DISCOS
Crooked Fingers
Dignity and Shame
· 18 Set 2005 · 08:00 ·
Crooked Fingers
Dignity and Shame
2005
Merge / Fargo / Ananana


Sítios oficiais:
- Crooked Fingers
- Merge
- Fargo
- Ananana
Crooked Fingers
Dignity and Shame
2005
Merge / Fargo / Ananana


Sítios oficiais:
- Crooked Fingers
- Merge
- Fargo
- Ananana
Tourada é crime. Passa também - a partir de Dignity and Shame - a servir de mote temático a um crime passional cometido por Eric Bachmann, a omnipotente mão compositora que levou os Crooked Fingers a agarrarem a tauromaquia pelos cornos neste disco. O outrora líder dos Archers of Loaf deixou-se contagiar pela febre de arena e empenhou-se na composição de um álbum conceptual que servisse de memorial à lenda do toureiro espanhol, Manolete. Se excluirmos o diferendo em termos de sugestões sexuais, as pretensões de Eric Bachmann não divergem muito das que levaram Madonna – empenhada em mostrar ao mundo que podia ser Evita Perón - a convidar o matador Emilio Muñoz para contracenar consigo no teledisco de Take a Bow. Ambos sublinham os traços que tornam mítica a figura do toureiro: a postura erecta mantida de bandarilhas em punho ou nos braços das divas de alta sociedade, a aura de quem vive os seus dilemas avaliados por aplausos, a virilidade do homem que domina a besta animal (ou o contrário, quando a coisa não corre bem). É certo que tudo isso resultava às maravilhas em função de uma Madonna em amadurecimento pós-clímax-Erotica. Como requintado invólucro para Dignity and Shame, servirá apenas para despistas a fome a sedentos de canções que sobrevivam a mais que um punhado de escutas.

Dignity and Shame é também um disco onde a masculinidade é chamada a depor. Talvez porque cada garrafa de tequilla pode também ser um ponto ser retorno, o toureiro Manolete encontrou no México a casa de partida ideal para rumar em direcção à decadência. Pela mesma tabela, os Crooked Fingers aproveitam o disfarce do sombrero para camuflarem as emoções de uma paixão intensa, a angústia imposta pela distância (que o tema-título trata de adensar) e o fatalismo de quem seduz a morte como ganha pão. “Islero” – nome do touro que ceifou a vida a Manolete – traz à baila esse fatalismo. Muito se aproxima a guitarra dedilhada na faixa inicial daquela que conhecemos a Gustavo Santaolalla, músico que dava alma a Amor Cão com os seus temas e interlúdios. Também nesse brilharete do cinema mexicano existia um protagonista – El Chivo – perdido numa vida de vagabundo que o separava da dignidade. Dignity and Shame será apenas a berlinda de sentimentos em que Bachmann vestiu a pele mítica de Manolete – ou de El Chivo, se assim preferirem as fãs de Garcia Bernal – como forma fantasiosa de enfrentar fantasmas e vivências por digerir que são suas mais do que dos personagens.

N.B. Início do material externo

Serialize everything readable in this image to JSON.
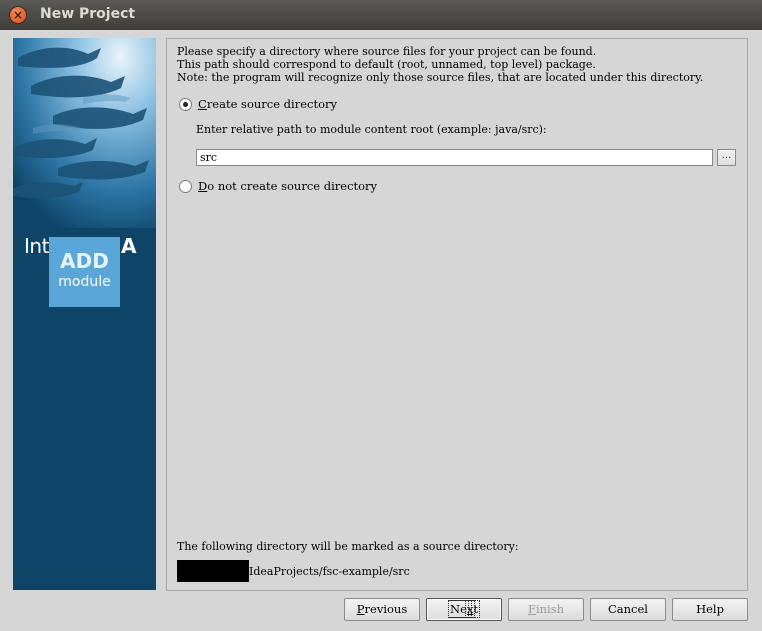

Eric Bachmann encontra-se em transe latino, como se lhe tivesse sido delegada (pelo diabo de saias) a tarefa de condensar Los “La Bamba” Lobos e outros dignos representantes da bandeira Tex-Mex numa releitura americanizada da vida loca levada pelo toureiro Manolete. Todos sabemos dos resultados obtidos no cinema com os remakes de comédias francesas e filmes de terror asiáticos. Mantém-se o conceito e derrama-se a essência na altura em que se descobrem os primeiros sinais de plasticidade aos intérpretes. “Twilight Creeps”, por exemplo, resulta enquanto dueto que une as vozes de Bachmann e Lara Meyerrakten numa ternura quase boémia, mas não escapa a parecer acessória num disco cujos excessos nunca chegam a ser devidamente compensados pelo talento de Bachmann na execução da sua folk assombrada. Pois se ocasião reclamava por arranjos micro-orquestrais (e aí estamos bem servidos), teria de ser a veia clássica a assegurar a manutenção disso mesmo. Dignity and Shame acusa desgaste cedo demais.

Num plano imaginário, Dignity and Shame podia ser o disco gravado pelos Calexico no dia em que trocassem a Tucson natal pelo Nebraska de Bruce Springsteen. Recomenda-se, portanto, a todos os que não torcerem o nariz à miscelânea imposta por esse cruzamento de territórios. Este álbum morre na praia, dignificado pela ambição do conceito e envergonhado por ter não ter obtido a melhor execução para o mesmo.